Los colosales y asombrosos monumentos del Antiguo Egipto no dejan nunca de maravillarnos. El calor, la vista y la luz del desierto dan fuerza. Las aguas frías de color turquesa rejuvenecen. Un crucero romántico por el río más largo del mundo despierta los sentidos. Un complejo turístico de lujo en la ribera del Mar Rojo es puro escapismo. Ningún lugar tiene la magia, el misterio y los placeres de Egipto.

El turismo es una de las principales fuentes de ingreso de divisas de Egipto, tanto por los turistas en sí mismos como por las importantes inversiones realizadas por cadenas internacionales de hoteles. Por la naturaleza de la actividad turística, genera un número muy importante de puestos de trabajo, los cuales incluyen personal de: Agencias de turismo, Hoteles, fabricación y comercialización de artesanías, transportes, entre otras. Se pueden identificar tres zonas principales donde se focaliza la actividad turística:

  • El Cairo y alrededores: las pirámides de Guiza, junto con la Gran Esfinge (en las afueras de la ciudad) son las principales atracciones, que se complementan con los tesoros del museo de El Cairo que exhibe el tesoro de Tutankamón, y el bazar Jan el-Jalili (Khan el Khalili).
  • La zona sur: con Luxor, Karnak, el Valle de los Reyes, Abu Simbel y otras riquezas arqueológicas, además de cruceros por el Nilo.
  • La costa del Mar Rojo y la zona sur de la península del Sinaí: con costas arenosas, es un lugar famoso por la riqueza y variedad de su fauna y flora subacuática, siendo un centro de submarinismo de gran renombre. El balneario de Sharm el-Sheij, es un punto de referencia en la zona, que es servida por numerosos vuelos directos desde Europa.

Monumentos

La contemplación de las grandiosos restos del Egipto faraónico constituye por encima de cualquier consideración, la razón de ser de un viaje al país del Nilo.

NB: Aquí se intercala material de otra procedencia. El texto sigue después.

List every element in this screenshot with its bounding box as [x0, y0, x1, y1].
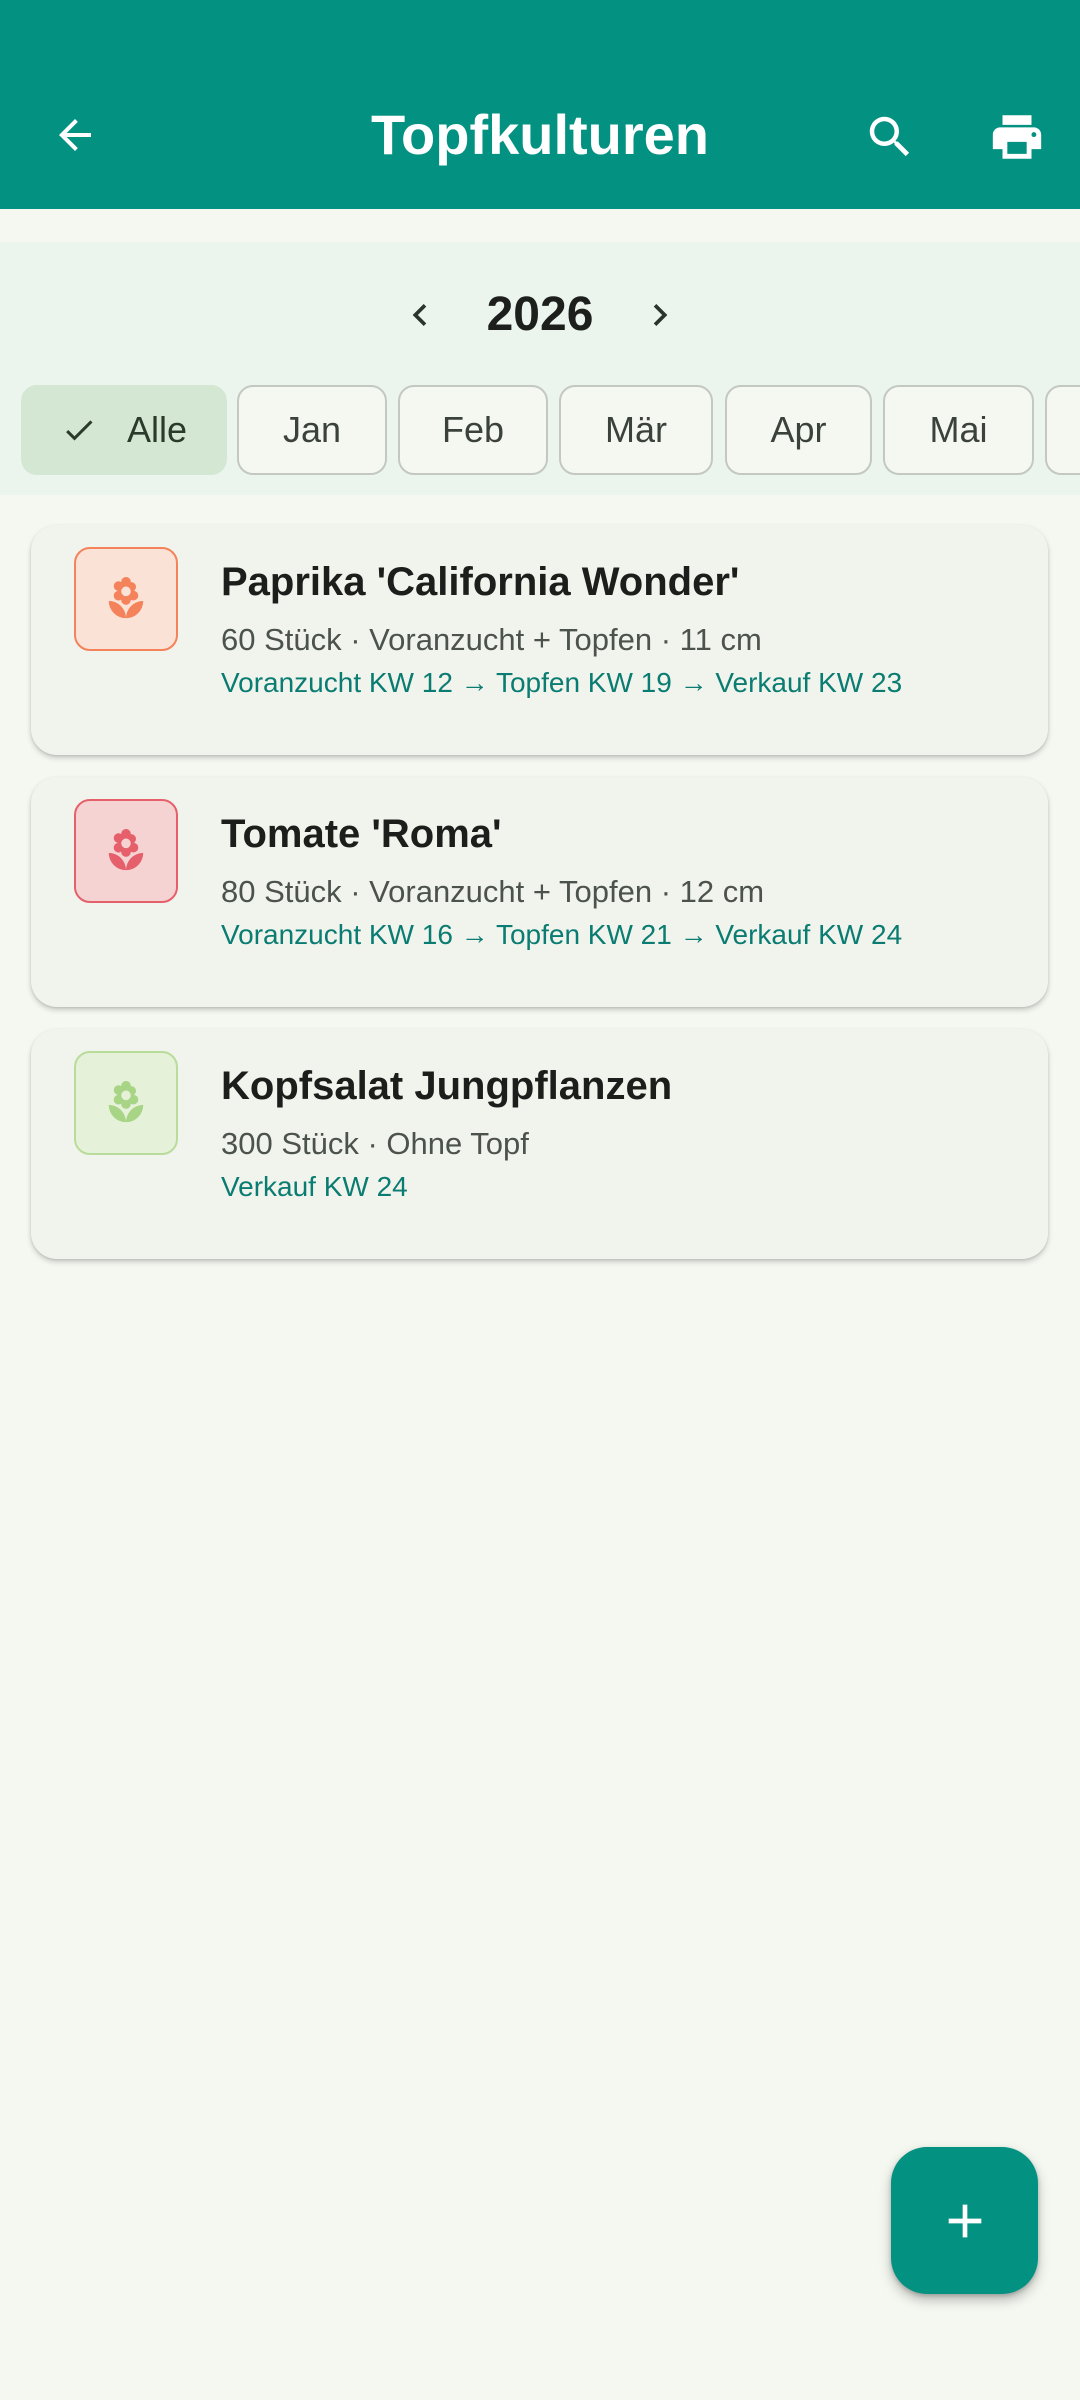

Así pues, la meseta de Gizeh y sus pirámides, la necrópolis de Saqqara y sus anejas ruinas de Menfis, los templos de Karnak y Luxor en la ciudad homónima, así como las necrópolis tebanas y los templos mortuorios de Deir el Bahari o el Ramesseum, y por supuesto, Abú Simbel en Nubia, son los puntos de visita obligada que ningún viajero debería perderse.

Pero existen muchos más conjuntos arqueológicos de igual interés y menor popularidad que permiten disfrutar de ellos en relativa intimidad, como por ejemplo, los complejos de pirámides de Abusir y Dashur, respectivamente al norte y sur de Saqqara; los templos de Denderah y Abydos, al norte de Luxor; o la ciudad de los obreros de las necrópolis reales, Deir el Medina, en la orilla occidental de la vieja Tebas.

  • Desierto calcinante
  • En los últimos años, la Ruta de los Oasis por el desierto líbico (Bahariya; Farafra; Dakhla; Al Kharga; más una posible extensión a Siwa), también está adquiriendo un auge espectacular, puesto que ofrece el contrapunto perfecto y el complemento ideal al tránsito masificado por el valle del Nilo, al tiempo que permite disfrutar de esos vergeles increíbles que surgen en mitad de la aridez más absoluta.
  • Mar y buceo
  • En el sentido contrario, los amantes de las playas y el buceo, no deberían pasar por alto un estancia en Hurghada, a orillas del Mar Rojo, área en la que el Ministerio de Turismo está volcando todo su interés para convertirlo en un suerte de complejo vacacional al más puro estilo caribeño. También Sharm el Sheikh está recibiendo un gran impulso como polo de atracción de buceadores y amantes del mar.